次の前田南までは1.9㌔、小渕までが2㌔と、このあたりは駅間が短い。前田南を過ぎると大阿仁川の谷が狭くなってくる。阿仁合の手前までは対岸に道路が走っているので、川向うから川や山を入れての撮影に便利である。阿仁の山々はそんなに高くはないのだが、なかにはきりりと屹立している姿形のいい山もあって、なかなかにフォトジェニックだ。
小渕~阿仁合間をゆく列車。手前が大阿仁川
小渕から大阿仁川の谷合を4㌔ほど遡っていくと、阿仁合である。駅の西側はすぐに川だが、東側は山までの間がちょっと開けていて、小中学校や幾つかの寺社も点在する。
ここから山にちょっと入った所にあった阿仁銅山には、最盛期の明治初期には2万人の鉱山関係者が暮らしていた。また、明治初期に派遣されたドイツ人技師のための赤煉瓦造りの住宅が、県の重要文化財として残されているという。

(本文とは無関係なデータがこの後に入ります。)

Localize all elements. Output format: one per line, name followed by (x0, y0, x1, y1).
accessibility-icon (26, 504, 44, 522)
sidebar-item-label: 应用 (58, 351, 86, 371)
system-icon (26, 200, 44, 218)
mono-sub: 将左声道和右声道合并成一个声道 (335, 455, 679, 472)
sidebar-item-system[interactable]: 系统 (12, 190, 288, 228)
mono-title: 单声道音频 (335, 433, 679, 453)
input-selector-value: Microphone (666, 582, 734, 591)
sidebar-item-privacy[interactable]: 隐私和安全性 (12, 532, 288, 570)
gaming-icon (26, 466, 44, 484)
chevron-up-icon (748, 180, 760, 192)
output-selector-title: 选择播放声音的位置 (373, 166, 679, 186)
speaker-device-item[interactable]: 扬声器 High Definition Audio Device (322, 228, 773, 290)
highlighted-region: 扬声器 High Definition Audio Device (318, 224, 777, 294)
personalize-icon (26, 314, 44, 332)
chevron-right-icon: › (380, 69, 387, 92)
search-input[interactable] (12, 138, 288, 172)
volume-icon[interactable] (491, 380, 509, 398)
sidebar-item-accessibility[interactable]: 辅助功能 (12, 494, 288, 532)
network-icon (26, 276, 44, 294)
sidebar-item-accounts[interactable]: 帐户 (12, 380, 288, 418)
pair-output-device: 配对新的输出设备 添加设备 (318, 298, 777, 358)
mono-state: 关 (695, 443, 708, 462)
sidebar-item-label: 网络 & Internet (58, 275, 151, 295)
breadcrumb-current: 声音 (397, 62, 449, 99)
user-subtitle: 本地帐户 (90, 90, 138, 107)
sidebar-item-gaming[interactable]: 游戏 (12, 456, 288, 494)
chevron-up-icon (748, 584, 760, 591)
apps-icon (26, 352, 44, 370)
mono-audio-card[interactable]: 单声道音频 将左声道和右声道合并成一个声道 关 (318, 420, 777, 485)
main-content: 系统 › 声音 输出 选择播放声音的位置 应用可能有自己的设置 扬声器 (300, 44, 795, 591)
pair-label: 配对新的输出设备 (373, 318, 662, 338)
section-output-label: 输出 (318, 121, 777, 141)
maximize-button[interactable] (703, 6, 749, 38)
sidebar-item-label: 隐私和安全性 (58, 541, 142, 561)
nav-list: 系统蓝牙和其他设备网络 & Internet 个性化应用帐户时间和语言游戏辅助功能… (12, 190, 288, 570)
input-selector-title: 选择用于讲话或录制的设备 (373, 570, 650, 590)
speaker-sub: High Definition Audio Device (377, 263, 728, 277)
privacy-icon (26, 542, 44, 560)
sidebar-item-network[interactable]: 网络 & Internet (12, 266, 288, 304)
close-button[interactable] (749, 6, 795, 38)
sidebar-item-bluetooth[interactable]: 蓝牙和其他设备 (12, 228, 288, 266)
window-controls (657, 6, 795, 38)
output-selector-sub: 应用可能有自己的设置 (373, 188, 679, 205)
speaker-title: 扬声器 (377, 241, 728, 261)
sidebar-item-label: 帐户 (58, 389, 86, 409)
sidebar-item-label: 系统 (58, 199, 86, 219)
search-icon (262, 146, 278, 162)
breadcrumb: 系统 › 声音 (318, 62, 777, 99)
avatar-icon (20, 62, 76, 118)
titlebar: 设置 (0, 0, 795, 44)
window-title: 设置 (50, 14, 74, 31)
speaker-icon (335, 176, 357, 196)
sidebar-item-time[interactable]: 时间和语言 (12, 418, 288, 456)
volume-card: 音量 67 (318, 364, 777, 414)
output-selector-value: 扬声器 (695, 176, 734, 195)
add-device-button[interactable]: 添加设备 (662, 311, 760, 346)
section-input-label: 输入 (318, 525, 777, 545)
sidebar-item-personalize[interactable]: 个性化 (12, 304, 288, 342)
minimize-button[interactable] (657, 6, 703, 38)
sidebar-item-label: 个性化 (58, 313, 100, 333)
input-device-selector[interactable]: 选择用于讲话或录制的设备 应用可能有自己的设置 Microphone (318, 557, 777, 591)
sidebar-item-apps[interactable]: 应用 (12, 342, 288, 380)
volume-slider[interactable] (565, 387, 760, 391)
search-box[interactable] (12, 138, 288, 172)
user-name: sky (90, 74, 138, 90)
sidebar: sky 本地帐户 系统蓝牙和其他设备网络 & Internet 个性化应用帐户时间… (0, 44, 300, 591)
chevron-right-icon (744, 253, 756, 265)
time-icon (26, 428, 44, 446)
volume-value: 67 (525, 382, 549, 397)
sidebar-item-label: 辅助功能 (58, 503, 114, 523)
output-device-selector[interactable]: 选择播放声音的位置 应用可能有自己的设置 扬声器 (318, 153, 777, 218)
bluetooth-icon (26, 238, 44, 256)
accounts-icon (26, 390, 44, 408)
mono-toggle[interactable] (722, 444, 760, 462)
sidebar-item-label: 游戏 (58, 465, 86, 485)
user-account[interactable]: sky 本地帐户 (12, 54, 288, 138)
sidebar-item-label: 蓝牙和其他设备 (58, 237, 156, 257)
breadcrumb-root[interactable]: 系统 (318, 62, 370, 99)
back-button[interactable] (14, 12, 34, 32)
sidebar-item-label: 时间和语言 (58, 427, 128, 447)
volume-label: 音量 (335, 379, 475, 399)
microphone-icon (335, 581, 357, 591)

いまも山の中のあちこちにぽつんぽつんと小さな鉱山はあるというが、昔日の繁栄の面影はない。
ここ阿仁合は一往復ある客レの始終点なので、夜の列車を牽いてきたC11が眠るための単線の庫がある。そして、ほとんどの列車はここ止まりで、奥の比立内まで行くのは、DCが四往復、貨物が一往復のみだ。